Escobar: Paradise Lost (id, Francia/Spagna, 2014) di Andrea Di Stefano con Josh Hutcherson, Benicio Del Toro, Claudia Traisac, Brady Corbet, Ana Girardot, Carlos Bardem
Sceneggiatura di Andrea Di Stefano
Thriller, 2h
Voto: 7 su 10
Un esordio registico inaspettato, quello di Andrea Di Stefano, nostro buon attore (visto, tra gli altri, in Cuore sacro di Ozpetek e ne Il fantasma dell’Opera di Argento) che da qualche anno è volato negli States per studiare all’Actor’s Studio.
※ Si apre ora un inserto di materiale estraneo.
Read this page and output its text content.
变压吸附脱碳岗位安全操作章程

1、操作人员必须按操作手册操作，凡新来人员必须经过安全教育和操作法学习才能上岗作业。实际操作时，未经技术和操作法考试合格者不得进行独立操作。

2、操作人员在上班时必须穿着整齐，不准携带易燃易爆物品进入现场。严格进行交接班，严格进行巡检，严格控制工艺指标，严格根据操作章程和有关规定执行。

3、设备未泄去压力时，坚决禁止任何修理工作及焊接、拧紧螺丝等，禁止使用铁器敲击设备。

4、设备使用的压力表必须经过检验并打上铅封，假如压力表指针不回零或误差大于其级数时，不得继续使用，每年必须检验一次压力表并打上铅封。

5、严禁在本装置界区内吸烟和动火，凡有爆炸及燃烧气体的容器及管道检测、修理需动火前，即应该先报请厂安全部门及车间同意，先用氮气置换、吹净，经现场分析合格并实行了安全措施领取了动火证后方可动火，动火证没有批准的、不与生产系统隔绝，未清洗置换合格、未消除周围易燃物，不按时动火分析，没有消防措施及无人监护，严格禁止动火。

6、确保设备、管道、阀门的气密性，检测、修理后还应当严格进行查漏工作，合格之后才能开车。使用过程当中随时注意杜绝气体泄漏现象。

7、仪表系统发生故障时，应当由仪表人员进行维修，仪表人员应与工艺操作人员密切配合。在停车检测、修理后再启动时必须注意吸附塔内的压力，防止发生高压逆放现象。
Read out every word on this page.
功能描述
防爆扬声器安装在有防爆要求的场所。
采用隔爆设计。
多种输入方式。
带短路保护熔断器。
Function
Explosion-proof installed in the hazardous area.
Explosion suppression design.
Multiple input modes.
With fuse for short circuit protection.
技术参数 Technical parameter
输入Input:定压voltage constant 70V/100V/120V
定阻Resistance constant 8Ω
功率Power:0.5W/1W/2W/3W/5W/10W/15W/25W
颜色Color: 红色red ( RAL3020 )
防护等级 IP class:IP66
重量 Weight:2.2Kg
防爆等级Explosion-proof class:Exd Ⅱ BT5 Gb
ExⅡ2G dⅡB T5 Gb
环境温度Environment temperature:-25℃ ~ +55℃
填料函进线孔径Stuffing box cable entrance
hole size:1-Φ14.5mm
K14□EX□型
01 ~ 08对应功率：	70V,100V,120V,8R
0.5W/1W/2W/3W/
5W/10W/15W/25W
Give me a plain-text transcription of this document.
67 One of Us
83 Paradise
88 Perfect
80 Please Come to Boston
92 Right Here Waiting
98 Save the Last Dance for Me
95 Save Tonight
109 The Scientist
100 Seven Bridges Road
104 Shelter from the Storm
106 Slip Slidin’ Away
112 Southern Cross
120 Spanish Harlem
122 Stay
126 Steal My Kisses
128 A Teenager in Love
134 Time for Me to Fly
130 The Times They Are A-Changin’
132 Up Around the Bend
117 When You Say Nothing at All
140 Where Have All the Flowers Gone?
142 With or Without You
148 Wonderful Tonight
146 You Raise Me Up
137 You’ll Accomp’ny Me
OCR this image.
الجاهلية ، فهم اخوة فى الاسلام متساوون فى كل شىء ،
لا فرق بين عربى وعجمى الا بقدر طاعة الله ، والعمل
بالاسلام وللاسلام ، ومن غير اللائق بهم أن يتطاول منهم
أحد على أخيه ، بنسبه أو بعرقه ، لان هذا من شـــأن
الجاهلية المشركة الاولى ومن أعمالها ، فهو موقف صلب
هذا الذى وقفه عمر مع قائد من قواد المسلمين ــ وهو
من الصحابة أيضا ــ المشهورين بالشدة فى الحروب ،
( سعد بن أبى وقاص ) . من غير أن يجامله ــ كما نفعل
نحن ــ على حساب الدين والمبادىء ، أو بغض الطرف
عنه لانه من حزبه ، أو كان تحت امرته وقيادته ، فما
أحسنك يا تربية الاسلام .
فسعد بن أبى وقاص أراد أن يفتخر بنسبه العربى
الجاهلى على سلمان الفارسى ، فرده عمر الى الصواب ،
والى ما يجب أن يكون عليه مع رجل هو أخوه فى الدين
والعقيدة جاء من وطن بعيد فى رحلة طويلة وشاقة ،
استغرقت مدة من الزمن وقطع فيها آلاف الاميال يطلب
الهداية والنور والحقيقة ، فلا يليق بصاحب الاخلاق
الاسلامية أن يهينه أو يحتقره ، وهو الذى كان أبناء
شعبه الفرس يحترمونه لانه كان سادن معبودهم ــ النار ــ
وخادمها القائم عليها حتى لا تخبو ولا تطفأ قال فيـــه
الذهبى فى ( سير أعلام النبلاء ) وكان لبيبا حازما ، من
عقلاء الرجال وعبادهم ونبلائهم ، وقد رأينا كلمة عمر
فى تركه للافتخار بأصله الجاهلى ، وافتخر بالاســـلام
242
Purtroppo l’italianità del film termina alla sua firma: i fondi produttivi vengono da Francia e Spagna perché un film come Escobar: Paradise Lost, duole dirlo, sarebbe impensabile da realizzare entro i nostri confini cinematografici.
Mischiando con intelligenza biografia e fiction, il film racconta la caduta del potentissimo narcotrafficante colombiano Pablo Escobar (Del Toro), a capo negli anni Ottanta del Cartello di Medellin, attraverso gli occhi di un giovane surfista canadese (Hutcherson), colpevole di essersi innamorato della nipote (Traisac): dapprima accolto come un figlio dalla grande famiglia, poi inghiottito in una spirale di avidità e sopraffazioni che, inevitabilmente, sfoceranno nel sangue e nella costituzione di Escobar per sfuggire all’estradizione negli Usa: poco prima di andare in galera, il boss ordina al ragazzo di mettere al sicuro il suo tesoro…
Scritto e diretto con grande mestiere e piglio internazionale, il film è decisamente efficace nella sua formula narrativa che coniuga il biopic a un tesissimo thriller sociale, in cui il vero protagonista non è il nome storico ma un personaggio fittizio che fa da tramite emotivo tra narrazione e spettatore. Ottima, in questo senso, l’interpretazione di Josh Hutcherson, il volto innocente a cui presto verrà sottratto il paradiso, anche se si guarda sempre con maggior timore al mefistofelico Del Toro, barbuto e ingrassato come un Belzebù di frontiera. E se il film rispetta tutti i luoghi canonici del genere, lo fa sempre con precisa attenzione alla verosimiglianza prima e all’intrattenimento poi. Per essere una prima regia, c’è da levarsi tanto di cappello.